Many of Allison’s song titles grow out of his avid interest in science, politics, current events and other extra-musical topics. “Riding the Nuclear Tiger” was originally a headline in The Economist. “Disposable Genius,” in one particular version, serves as the theme music to National Public Radio’s “On the Media,” underlining Allison’s interest in news reporting and production and how it shapes our perceptions of the world. “Roll Credits,” in the composer’s words, is “a throwback, to a time before Coca-colonized mass entertainment was shaken and sprayed in our faces.” “Little Things Run the World” refers to E. O. Wilson’s study of invisible organisms and sub-organisms that constitute much of life on earth, including our own bodies. In his liner notes Allison marvels at the “insects living, breathing, dying, all in the skyscraper that’s your eyelash.”
In the midst of his solo career, Allison also co-led the Herbie Nichols Project with Frank Kimbrough, interpreting works by the long-neglected ’50s pianist and producing three well-received albums: Love Is Proximity, Dr. Cyclops’ Dream and Strange City. He also performs with Steven Bernstein’s Millennial Territory Orchestra, Ted Nash’s Still Evolved, Michael Blake’s Free Association and other innovative New York bands. In addition, he plays bass for drag performance artists Joey Arias and Raven O, both of whom first unleashed their inimitable cabaret stylings on a fin de siecle New York far more decadent than it is today.

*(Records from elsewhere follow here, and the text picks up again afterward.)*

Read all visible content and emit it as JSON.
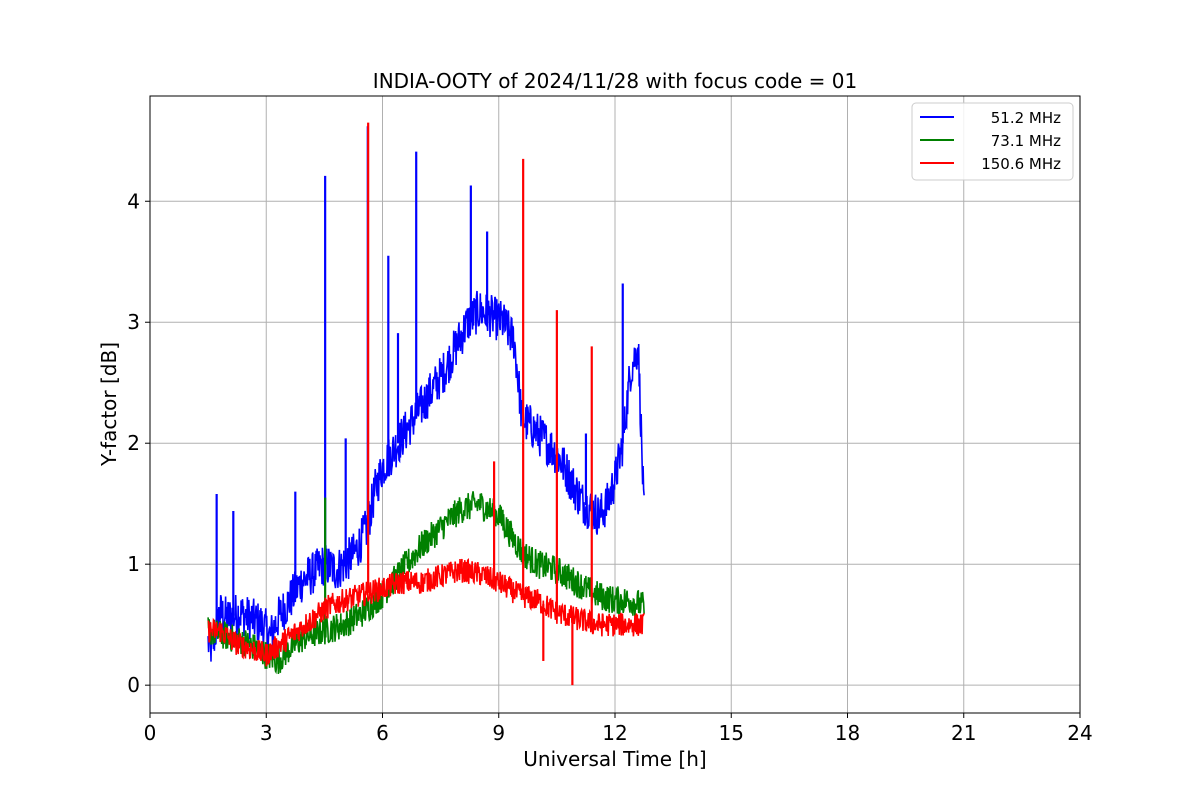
{
  "chart_data": {
    "type": "line",
    "title": "INDIA-OOTY of 2024/11/28 with focus code = 01",
    "xlabel": "Universal Time [h]",
    "ylabel": "Y-factor [dB]",
    "xlim": [
      0,
      24
    ],
    "ylim": [
      -0.23,
      4.87
    ],
    "xticks": [
      0,
      3,
      6,
      9,
      12,
      15,
      18,
      21,
      24
    ],
    "yticks": [
      0,
      1,
      2,
      3,
      4
    ],
    "grid": true,
    "legend_position": "top-right",
    "series": [
      {
        "name": "51.2 MHz",
        "color": "#0000ff",
        "x": [
          1.5,
          1.6,
          1.8,
          2.0,
          2.3,
          2.6,
          2.9,
          3.1,
          3.3,
          3.5,
          3.7,
          3.9,
          4.1,
          4.3,
          4.5,
          4.8,
          5.0,
          5.3,
          5.6,
          5.8,
          6.0,
          6.2,
          6.4,
          6.6,
          6.8,
          7.0,
          7.3,
          7.6,
          7.9,
          8.2,
          8.5,
          8.8,
          9.1,
          9.4,
          9.6,
          9.8,
          10.1,
          10.4,
          10.7,
          11.0,
          11.2,
          11.4,
          11.6,
          11.8,
          12.0,
          12.2,
          12.4,
          12.6,
          12.75
        ],
        "y": [
          0.35,
          0.3,
          0.6,
          0.55,
          0.6,
          0.55,
          0.5,
          0.4,
          0.55,
          0.65,
          0.75,
          0.85,
          0.9,
          0.95,
          1.0,
          0.95,
          1.0,
          1.1,
          1.3,
          1.6,
          1.8,
          1.9,
          2.0,
          2.1,
          2.2,
          2.3,
          2.45,
          2.6,
          2.8,
          3.0,
          3.1,
          3.05,
          3.0,
          2.85,
          2.2,
          2.15,
          2.05,
          1.95,
          1.8,
          1.6,
          1.5,
          1.45,
          1.4,
          1.5,
          1.7,
          2.0,
          2.6,
          2.8,
          1.4
        ],
        "spikes": [
          [
            1.72,
            1.58
          ],
          [
            2.15,
            1.44
          ],
          [
            3.75,
            1.6
          ],
          [
            4.52,
            4.21
          ],
          [
            5.05,
            2.04
          ],
          [
            5.62,
            4.62
          ],
          [
            6.15,
            3.55
          ],
          [
            6.4,
            2.91
          ],
          [
            6.87,
            4.41
          ],
          [
            8.28,
            4.13
          ],
          [
            8.7,
            3.75
          ],
          [
            11.25,
            2.08
          ],
          [
            12.2,
            3.32
          ]
        ]
      },
      {
        "name": "73.1 MHz",
        "color": "#008000",
        "x": [
          1.5,
          2.0,
          2.5,
          3.0,
          3.3,
          3.6,
          4.0,
          4.5,
          5.0,
          5.5,
          6.0,
          6.5,
          7.0,
          7.5,
          8.0,
          8.5,
          9.0,
          9.3,
          9.6,
          10.0,
          10.5,
          11.0,
          11.5,
          12.0,
          12.4,
          12.75
        ],
        "y": [
          0.45,
          0.4,
          0.35,
          0.25,
          0.2,
          0.3,
          0.4,
          0.45,
          0.5,
          0.6,
          0.75,
          0.95,
          1.15,
          1.3,
          1.45,
          1.5,
          1.4,
          1.25,
          1.1,
          1.0,
          0.95,
          0.85,
          0.75,
          0.7,
          0.7,
          0.65
        ],
        "spikes": [
          [
            4.52,
            1.55
          ],
          [
            9.1,
            1.45
          ]
        ]
      },
      {
        "name": "150.6 MHz",
        "color": "#ff0000",
        "x": [
          1.5,
          1.8,
          2.2,
          2.6,
          3.0,
          3.4,
          3.8,
          4.2,
          4.6,
          5.0,
          5.5,
          6.0,
          6.5,
          7.0,
          7.5,
          8.0,
          8.5,
          9.0,
          9.5,
          10.0,
          10.5,
          11.0,
          11.5,
          12.0,
          12.4,
          12.75
        ],
        "y": [
          0.45,
          0.45,
          0.35,
          0.3,
          0.25,
          0.35,
          0.45,
          0.55,
          0.65,
          0.7,
          0.75,
          0.8,
          0.85,
          0.85,
          0.9,
          0.95,
          0.92,
          0.85,
          0.75,
          0.7,
          0.6,
          0.55,
          0.5,
          0.5,
          0.5,
          0.5
        ],
        "spikes": [
          [
            5.63,
            4.65
          ],
          [
            9.63,
            4.35
          ],
          [
            10.5,
            3.1
          ],
          [
            11.4,
            2.8
          ],
          [
            8.88,
            1.85
          ],
          [
            10.9,
            0.0
          ],
          [
            10.15,
            0.2
          ]
        ]
      }
    ]
  }
}
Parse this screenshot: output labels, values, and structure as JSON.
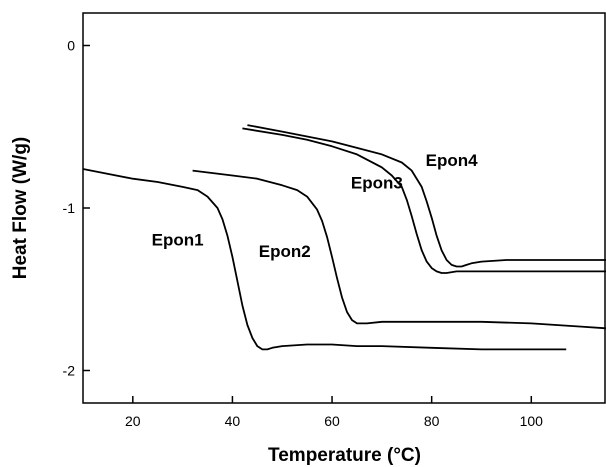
{
  "chart_data": {
    "type": "line",
    "title": "",
    "xlabel": "Temperature (°C)",
    "ylabel": "Heat Flow (W/g)",
    "xlim": [
      10,
      115
    ],
    "ylim": [
      -2.2,
      0.2
    ],
    "xticks": [
      20,
      40,
      60,
      80,
      100
    ],
    "yticks": [
      0,
      -1,
      -2
    ],
    "xtick_labels": [
      "20",
      "40",
      "60",
      "80",
      "100"
    ],
    "ytick_labels": [
      "0",
      "-1",
      "-2"
    ],
    "grid": false,
    "legend": "none",
    "series": [
      {
        "name": "Epon1",
        "label_at": [
          29,
          -1.23
        ],
        "x": [
          10,
          15,
          20,
          25,
          30,
          33,
          35,
          37,
          38,
          39,
          40,
          41,
          42,
          43,
          44,
          45,
          46,
          47,
          48,
          50,
          55,
          60,
          65,
          70,
          80,
          90,
          100,
          107
        ],
        "y": [
          -0.76,
          -0.79,
          -0.82,
          -0.84,
          -0.87,
          -0.89,
          -0.93,
          -1.0,
          -1.07,
          -1.17,
          -1.3,
          -1.45,
          -1.6,
          -1.72,
          -1.8,
          -1.85,
          -1.87,
          -1.87,
          -1.86,
          -1.85,
          -1.84,
          -1.84,
          -1.85,
          -1.85,
          -1.86,
          -1.87,
          -1.87,
          -1.87
        ]
      },
      {
        "name": "Epon2",
        "label_at": [
          50.5,
          -1.3
        ],
        "x": [
          32,
          40,
          45,
          50,
          53,
          55,
          57,
          58,
          59,
          60,
          61,
          62,
          63,
          64,
          65,
          66,
          67,
          70,
          80,
          90,
          100,
          110,
          115
        ],
        "y": [
          -0.77,
          -0.8,
          -0.82,
          -0.86,
          -0.89,
          -0.93,
          -1.01,
          -1.08,
          -1.18,
          -1.3,
          -1.43,
          -1.55,
          -1.64,
          -1.69,
          -1.71,
          -1.71,
          -1.71,
          -1.7,
          -1.7,
          -1.7,
          -1.71,
          -1.73,
          -1.74
        ]
      },
      {
        "name": "Epon3",
        "label_at": [
          69,
          -0.88
        ],
        "x": [
          42,
          50,
          55,
          60,
          65,
          70,
          72,
          74,
          75,
          76,
          77,
          78,
          79,
          80,
          81,
          82,
          83,
          85,
          90,
          100,
          110,
          115
        ],
        "y": [
          -0.51,
          -0.55,
          -0.58,
          -0.62,
          -0.67,
          -0.75,
          -0.8,
          -0.87,
          -0.95,
          -1.05,
          -1.16,
          -1.26,
          -1.33,
          -1.37,
          -1.39,
          -1.4,
          -1.4,
          -1.39,
          -1.39,
          -1.39,
          -1.39,
          -1.39
        ]
      },
      {
        "name": "Epon4",
        "label_at": [
          84,
          -0.74
        ],
        "x": [
          43,
          50,
          55,
          60,
          65,
          70,
          74,
          76,
          78,
          79,
          80,
          81,
          82,
          83,
          84,
          85,
          86,
          87,
          88,
          90,
          95,
          100,
          110,
          115
        ],
        "y": [
          -0.49,
          -0.53,
          -0.56,
          -0.59,
          -0.63,
          -0.67,
          -0.72,
          -0.77,
          -0.87,
          -0.96,
          -1.06,
          -1.17,
          -1.26,
          -1.32,
          -1.35,
          -1.36,
          -1.36,
          -1.35,
          -1.34,
          -1.33,
          -1.32,
          -1.32,
          -1.32,
          -1.32
        ]
      }
    ]
  }
}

In 1998 Allison bought a partnership stake in the Moroccan-themed bar Kush on the Lower East Side, and performed there regularly with his Kush Trio until 2001. The bar closed in 2004 but reopened a few blocks away in 2005 as Kush Lounge.
At home, Allison likes to kick back with his vintage stereo gear and collection of fine scotch. He currently lives in New York’s Greenwich Village, with his wife, Suzanne, a foreign policy analyst, and their daughter Ruby.